A 6-year-old boy, immunized for his age, presented with fever, malaise and
asymptomatic orocutaneous lesions for the past 3-4 days, after being
involved in cleaning activity of a fish pond. On examination he was
febrile (temperature 100ºF) with no lymphadenopathy. Oral cavity showed
aphthae-like lesions having small yellowish-white shallow necrotic
vesicles surrounded by red areola over palate, buccal and labial mucosae
(Fig.1). Cutaneous lesions comprised multiple erythematous,
3-5mm, round/oval macules, and pearly-white vesicles with a red areola
over palms and soles (Fig.2), dorsal aspect of fingers,
buttocks and elbows. Systemic examination and investigative profile were
essentially normal. A clinical diagnosis of hand, foot and mouth disease
was made. The child was treated symptomatically.
 |
Fig.1 Small yellowish-white aphthae-like
lesions with surrounding erythematous areola seen over labial
mucosa. Similar lesions were present over buccal mucosa and anterior
palate. |
Hand, foot and mouth disease (HFMD) is a viral
infection usually caused by enteroviral genuses (usually coxsackie virus
A16, A5, A10, and sometimes coxsackie virus-B or human enterovirus 71).
HFMD is contagious usually spread via oro-fecal or respiratory routes. It
is a disease primarily affecting children, although the disease occurs
occasionally in adults. The diagnosis is primarily clinical by the
characteristic distribution of cutaneous lesions over hands, feet and
buttocks along with oral lesions. The cutaneous lesions begin as 3-7mm
erythematous macules evolving rapidly into pale white, oval, thin-walled
vesicles with a red areola. The lesions are typically elliptical, their
long axis parallel to the skin lines (Fig.2).
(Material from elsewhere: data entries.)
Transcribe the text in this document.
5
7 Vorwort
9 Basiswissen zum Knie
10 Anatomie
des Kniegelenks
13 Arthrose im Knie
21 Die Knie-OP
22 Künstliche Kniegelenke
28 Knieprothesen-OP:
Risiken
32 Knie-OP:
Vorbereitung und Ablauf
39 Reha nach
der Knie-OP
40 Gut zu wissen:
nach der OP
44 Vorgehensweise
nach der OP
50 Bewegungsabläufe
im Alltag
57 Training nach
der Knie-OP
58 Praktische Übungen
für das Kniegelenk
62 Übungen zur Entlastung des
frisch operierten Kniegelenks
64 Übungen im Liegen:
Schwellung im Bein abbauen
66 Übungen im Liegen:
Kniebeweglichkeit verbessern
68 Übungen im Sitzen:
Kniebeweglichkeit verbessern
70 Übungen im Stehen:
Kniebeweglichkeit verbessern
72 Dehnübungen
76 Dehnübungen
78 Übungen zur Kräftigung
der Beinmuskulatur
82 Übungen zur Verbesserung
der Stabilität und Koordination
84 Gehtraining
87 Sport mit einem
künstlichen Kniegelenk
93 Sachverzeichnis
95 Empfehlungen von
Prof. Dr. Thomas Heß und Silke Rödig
They fade over
2-3 days and heal without crusting or scarring in about a week. Most HFMD
patients need only symptomatic treatment and reassurance in view of its
self-limiting benign clinical course.
 |
Fig.2 Small multiple erythematous,
round/oval macules and pearly-white vesicles with a red areola
(arrows) over palms and soles. |
In the absence of cutaneous lesions the oral lesions of
HFMD may be mistaken for aphthous ulcers, Herpes simplex
gingivostomatitis or oral varicella lesions. However, the oral erosions in
HFMD are usually smaller, more uniform and asymptomatic unlike those in
herpetic gingivosto-matitis which are painful and coalesces, and those of
varicella usually last longer and always crust. Unlike HFMD, both
varicella and herpes lesions will also show multinucleated giant cells in
Tzanck smears. Herpangina, another self limiting disease in children due
to multiple types of coxsackie viruses and echoviruses and characterized
by acute febrile illness with headache, sore throat, dysphagia, anorexia,
occasionally stiff neck, and small yellowish-white vesicles/ulcers with
erythematous areola distributed irregularly over posterior oropharynx
(anterior faucial pillars, tonsils, uvula, or soft palate), closely mimics
HFMD. However, absence of skin lesions and characteristic distribution of
oral lesions in herpangina are diagnostic. The skin lesions of HFMD can be
distinguished from Herpes simplex associated erythema
multiforme by the skin lesions which are round/oval, grey and targetoid.